Nella scuola, a parte le stupidate del Movimento Studentesco tipo il voto politico o il voto di gruppo (confesso di averle fatte anch’io a 18 anni), tutte intese a contrastare la selezione, è fiorita ed ha attecchito una cultura che ha come sua massima preoccupazione la protezione degli insegnanti: l’accesso al ruolo, la garanzia di non essere mai valutati nel merito, la regola della “libertà d’insegnamento” per non essere sottoposti a verifiche, la progressione di carriera per sola anzianità, la rivendicazione del posto di lavoro sotto casa sono i corollari di una politica della scuola che da decenni ormai si misura, di riforma in riforma, non con l’efficienza e i risultati dell’insegnamento, ma con la rivendicazione di combattere il precariato degli insegnanti.

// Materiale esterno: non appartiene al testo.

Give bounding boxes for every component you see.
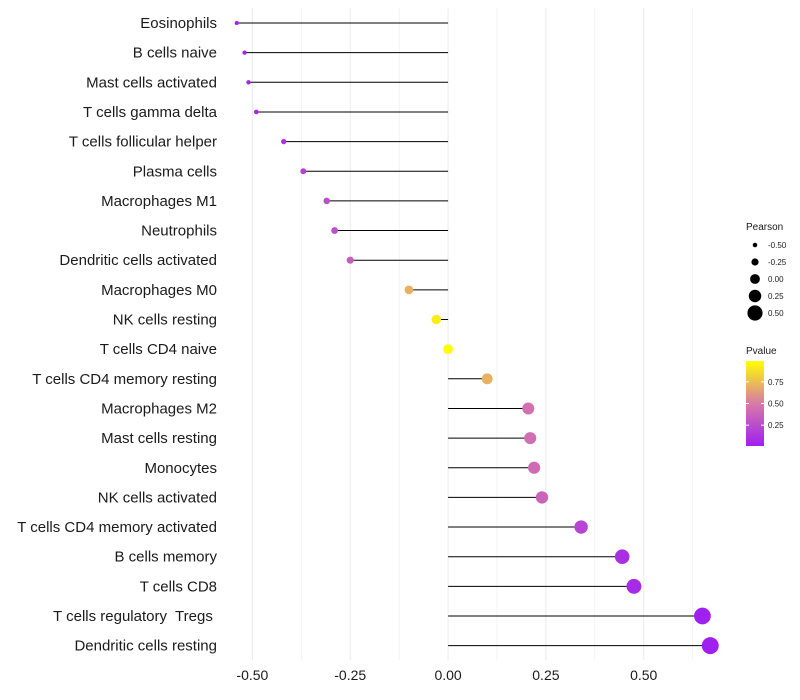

E, quando si parla di povertà, qual’è la figura cui si pensa subito? Il Pensionato, destinatario peraltro della quota di gran lunga più cospicua della spesa pubblica per la protezione sociale. Vi sarebbe molto da ragionare sulla povertà dei pensionati, ma farlo è assai impopolare. Ancor meno far notare che i giovani sono parecchio più poveri: anzi, qualcuno conclude che bisogna aumentare le pensioni, visto che gli anziani devono mantenere i giovani…

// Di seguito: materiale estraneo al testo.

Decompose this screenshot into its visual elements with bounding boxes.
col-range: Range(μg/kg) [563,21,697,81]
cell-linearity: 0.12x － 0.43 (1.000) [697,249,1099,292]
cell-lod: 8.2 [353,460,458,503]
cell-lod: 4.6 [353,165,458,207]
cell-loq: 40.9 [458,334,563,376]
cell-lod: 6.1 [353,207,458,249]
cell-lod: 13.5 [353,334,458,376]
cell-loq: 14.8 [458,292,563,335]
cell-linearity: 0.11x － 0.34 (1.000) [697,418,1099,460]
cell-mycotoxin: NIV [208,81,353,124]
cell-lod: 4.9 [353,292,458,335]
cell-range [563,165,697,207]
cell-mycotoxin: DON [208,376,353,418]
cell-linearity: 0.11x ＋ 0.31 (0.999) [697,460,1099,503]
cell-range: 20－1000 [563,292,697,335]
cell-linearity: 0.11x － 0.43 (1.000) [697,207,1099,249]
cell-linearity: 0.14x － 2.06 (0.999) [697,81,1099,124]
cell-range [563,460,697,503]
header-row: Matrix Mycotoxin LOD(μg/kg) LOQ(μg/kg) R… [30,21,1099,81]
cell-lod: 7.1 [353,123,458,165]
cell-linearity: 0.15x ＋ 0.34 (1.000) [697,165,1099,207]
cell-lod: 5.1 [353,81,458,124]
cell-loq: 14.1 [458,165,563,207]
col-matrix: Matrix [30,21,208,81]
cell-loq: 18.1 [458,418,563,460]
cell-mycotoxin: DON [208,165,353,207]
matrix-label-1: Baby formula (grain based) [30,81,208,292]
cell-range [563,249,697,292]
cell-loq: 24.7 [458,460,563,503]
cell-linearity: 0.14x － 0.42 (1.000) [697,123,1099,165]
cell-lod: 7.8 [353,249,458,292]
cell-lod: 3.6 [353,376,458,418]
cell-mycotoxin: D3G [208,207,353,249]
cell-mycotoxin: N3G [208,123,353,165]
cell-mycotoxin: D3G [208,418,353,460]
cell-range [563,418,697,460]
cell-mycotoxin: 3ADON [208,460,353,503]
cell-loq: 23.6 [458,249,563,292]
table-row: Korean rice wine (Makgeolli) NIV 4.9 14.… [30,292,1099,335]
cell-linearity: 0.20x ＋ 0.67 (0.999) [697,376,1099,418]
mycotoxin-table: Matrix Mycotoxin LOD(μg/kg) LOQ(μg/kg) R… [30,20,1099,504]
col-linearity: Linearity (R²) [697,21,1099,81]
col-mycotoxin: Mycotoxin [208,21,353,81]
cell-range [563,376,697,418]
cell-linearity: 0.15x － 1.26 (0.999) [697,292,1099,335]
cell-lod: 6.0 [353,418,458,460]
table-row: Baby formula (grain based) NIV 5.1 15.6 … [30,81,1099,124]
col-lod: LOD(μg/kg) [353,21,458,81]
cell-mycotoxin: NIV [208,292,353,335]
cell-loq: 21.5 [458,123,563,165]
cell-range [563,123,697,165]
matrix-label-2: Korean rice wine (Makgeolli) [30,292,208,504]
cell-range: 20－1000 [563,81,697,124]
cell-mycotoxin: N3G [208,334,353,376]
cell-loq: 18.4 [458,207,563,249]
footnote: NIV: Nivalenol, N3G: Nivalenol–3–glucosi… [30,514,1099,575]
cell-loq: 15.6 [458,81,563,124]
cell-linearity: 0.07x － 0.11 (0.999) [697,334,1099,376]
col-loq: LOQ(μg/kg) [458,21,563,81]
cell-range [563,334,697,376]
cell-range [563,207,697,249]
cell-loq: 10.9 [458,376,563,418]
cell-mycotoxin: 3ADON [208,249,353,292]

D’altra parte, ed è una buona cartina al tornasole per riscontrare la mentalità dominante, è considerato umano e caritatevole pagare per anni sussidi ai disoccupati piuttosto che investire i soldi per aiutarli a rientrare nel mercato del lavoro.
La cultura della protezione non è di classe: attraversa tutta la società, si declina nella rivendicazione di giammai toccare i baluardi che un’infinità di corporazioni ha eretto a difesa delle proprie rendite di posizione; dalle più modeste (i tassisti..?) alle più prestigiose (notai, farmacisti,…).
Nell’Università, per esempio, i meccanismi di accesso all’insegnamento e alla ricerca sono costruiti per selezionare non in base al merito, ma all’appartenenza (a un clan familiare o alla corte di un cattedratico).
Alla fine bisognerà scegliere: risorse finanziarie e politiche vanno spese per conservare l’esistente, o per consentire di volare a chi ne ha la voglia e la capacità? Continuiamo a considerare più importante redistribuire la ricchezza, o a crearla? Non illudiamoci che, al di sopra di una certa misura, le due cose siano compatibili senza metterci mano in modo significativo. Non si tratta ovviamente di penalizzare i “poveri” ma di ripensare se la spesa sociale che oggi finanziamo serva davvero a proteggere i poveri.
Nella società italiana le capacità e le volontà mettersi a correre ci sono: basti guardare il successo che sta avendo Milano, ormai più vicina a Londra e Monaco che a Roma, e i rilevamenti sull’andamento del valore aggiunto e dell’occupazione della Lombardia.
Il rischio è che la radicata diffidenza nei confronti del successo, il sospetto con cui si guarda all’impresa, il timore per il cambiamento, abbiano la meglio. In questo caso la tensione tra le due velocità cui si muove il Paese potrebbe diventare lacerante con rischi gravi per la tenuta del tessuto sociale, delle istituzioni democratiche e della stessa unità del Paese.